Invest in Only the Best
Pat Karst complains $5 million wouldn’t buy much these days, but that said, he’d definitely put it into farmland.
He says farmland has always done well in times of inflation, and since he expects to see inflation in the not-sodistant future, he thinks farmland prices will go even higher. The key, he says, is to focus on the best of the best.
“I’d be diversifying, buying something in the Midwest and something in a Delta state like Arkansas,” says the vice president of Halderman Real Estate, based in Wabash, Ind.
Karst likes diversity in his investment: geographic, crop and water. In the Delta region, he’d check on water quality and availability. He feels this is not as critical in the Midwest. Soil productivity would be his No. 1 criteria there.
“The way I look at it is that if land prices go down, the highest quality land will go down slower and rebound sooner and stronger. So buy the best—that’s my philosophy.”
Location Really Matters
For John Kurtz, a good land investment is all about location. The president of Kurtz Auction and Realty, in Owensburg, Ky., says he’d definitely focus on soil types and fertility when land shopping.

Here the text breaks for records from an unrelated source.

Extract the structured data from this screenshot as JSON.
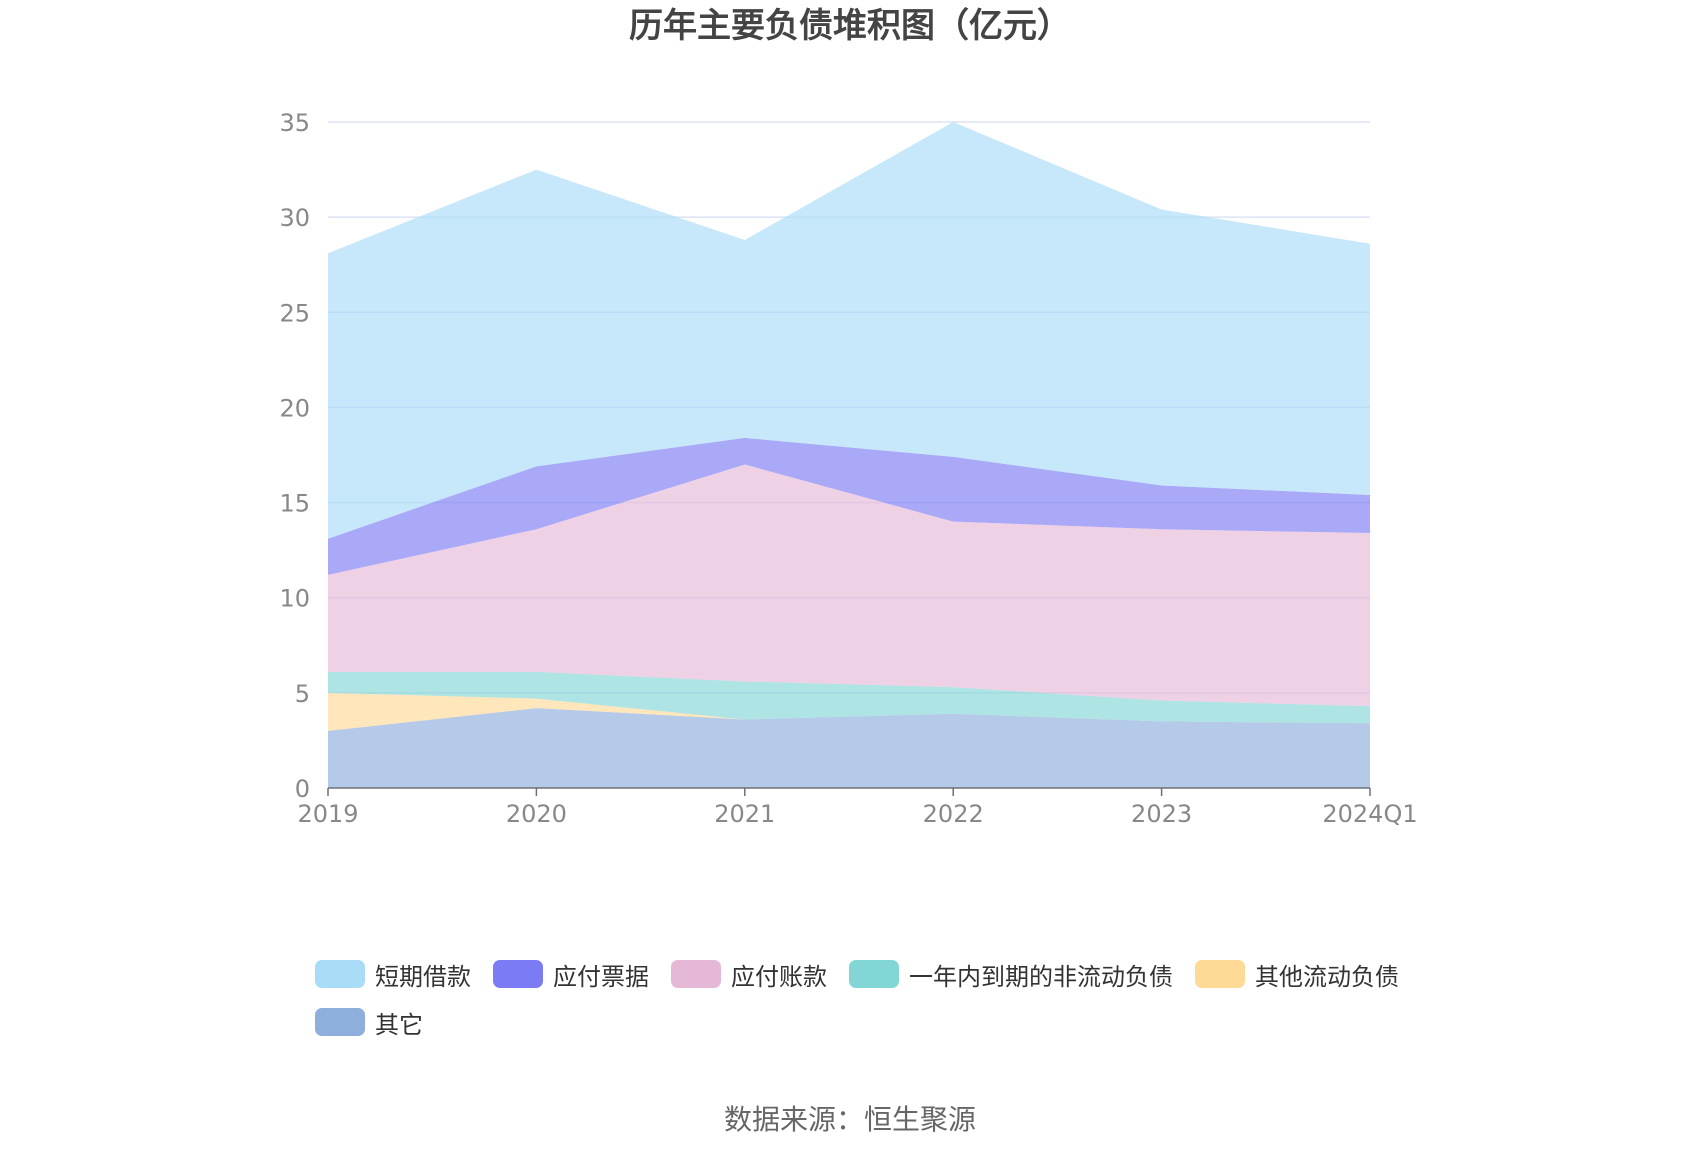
{
  "chart_data": {
    "type": "area",
    "stacked": true,
    "title": "历年主要负债堆积图（亿元）",
    "categories": [
      "2019",
      "2020",
      "2021",
      "2022",
      "2023",
      "2024Q1"
    ],
    "ylim": [
      0,
      35
    ],
    "yticks": [
      0,
      5,
      10,
      15,
      20,
      25,
      30,
      35
    ],
    "grid": true,
    "legend_position": "bottom",
    "series": [
      {
        "name": "其它",
        "color": "#8eaedc",
        "values": [
          3.0,
          4.2,
          3.6,
          3.9,
          3.5,
          3.4
        ]
      },
      {
        "name": "其他流动负债",
        "color": "#ffd996",
        "values": [
          2.0,
          0.5,
          0.0,
          0.0,
          0.0,
          0.0
        ]
      },
      {
        "name": "一年内到期的非流动负债",
        "color": "#82d6d6",
        "values": [
          1.1,
          1.4,
          2.0,
          1.4,
          1.1,
          0.9
        ]
      },
      {
        "name": "应付账款",
        "color": "#e6b8d8",
        "values": [
          5.1,
          7.5,
          11.4,
          8.7,
          9.0,
          9.1
        ]
      },
      {
        "name": "应付票据",
        "color": "#7b7bf5",
        "values": [
          1.9,
          3.3,
          1.4,
          3.4,
          2.3,
          2.0
        ]
      },
      {
        "name": "短期借款",
        "color": "#a8dcf7",
        "values": [
          15.0,
          15.6,
          10.4,
          17.6,
          14.5,
          13.2
        ]
      }
    ]
  },
  "legend": [
    {
      "name": "短期借款",
      "color": "#a8dcf7"
    },
    {
      "name": "应付票据",
      "color": "#7b7bf5"
    },
    {
      "name": "应付账款",
      "color": "#e6b8d8"
    },
    {
      "name": "一年内到期的非流动负债",
      "color": "#82d6d6"
    },
    {
      "name": "其他流动负债",
      "color": "#ffd996"
    },
    {
      "name": "其它",
      "color": "#8eaedc"
    }
  ],
  "source": "数据来源：恒生聚源"
}
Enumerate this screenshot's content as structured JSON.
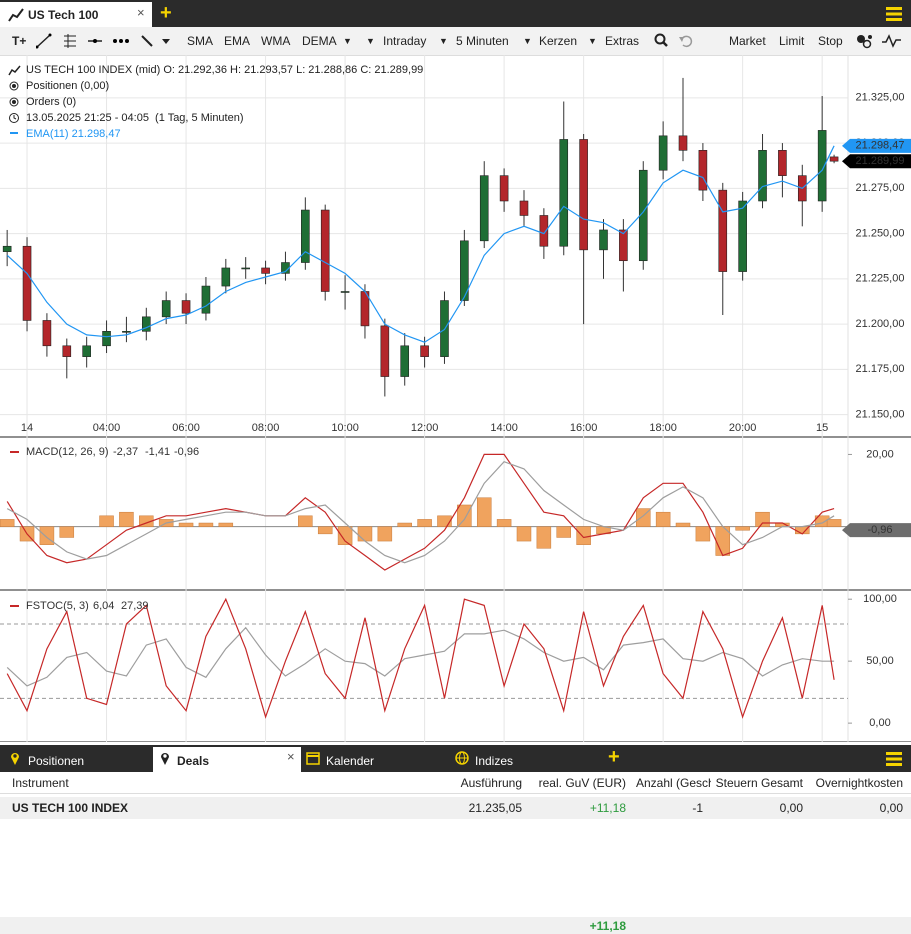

“Today a 1 to 2% change in anything is a large raw dollar figure, whether it’s inputs or yields,” he says. “So you’d want a property that would take out some of the variables.”
He’d look for “pockets of value” where he could get a 6% return. He’d probably focus in the less traditional grain-belt areas, places like Arkansas, Tennessee, Kentucky and Missouri. He’d consider looking in Indiana and Illinois to try to find a bargain.
Kurtz believes there are some good buys in recreational land now, as well as in wetlands. He stresses today’s market requires the buyer to thoroughly research and understand the area in which he plans to invest, understanding that everything is not necessarily going to increase dramatically from one year to the next.
A History of Success
Kevin Pifer would only consider buying farmland in today’s market if the purchase price were what he calls “reasonable.” He’d focus on southeastern North Dakota.
He would want acreage with a history of success. That means proven soils and a strong cropping history of aboveaverage yields for both corn and soybeans.
Pifer is a former North Dakota deputy commissioner of agriculture and has worked extensively in the finance industry. His company, Pifer’s Auction and Realty, has offices in Moorehead, Minn.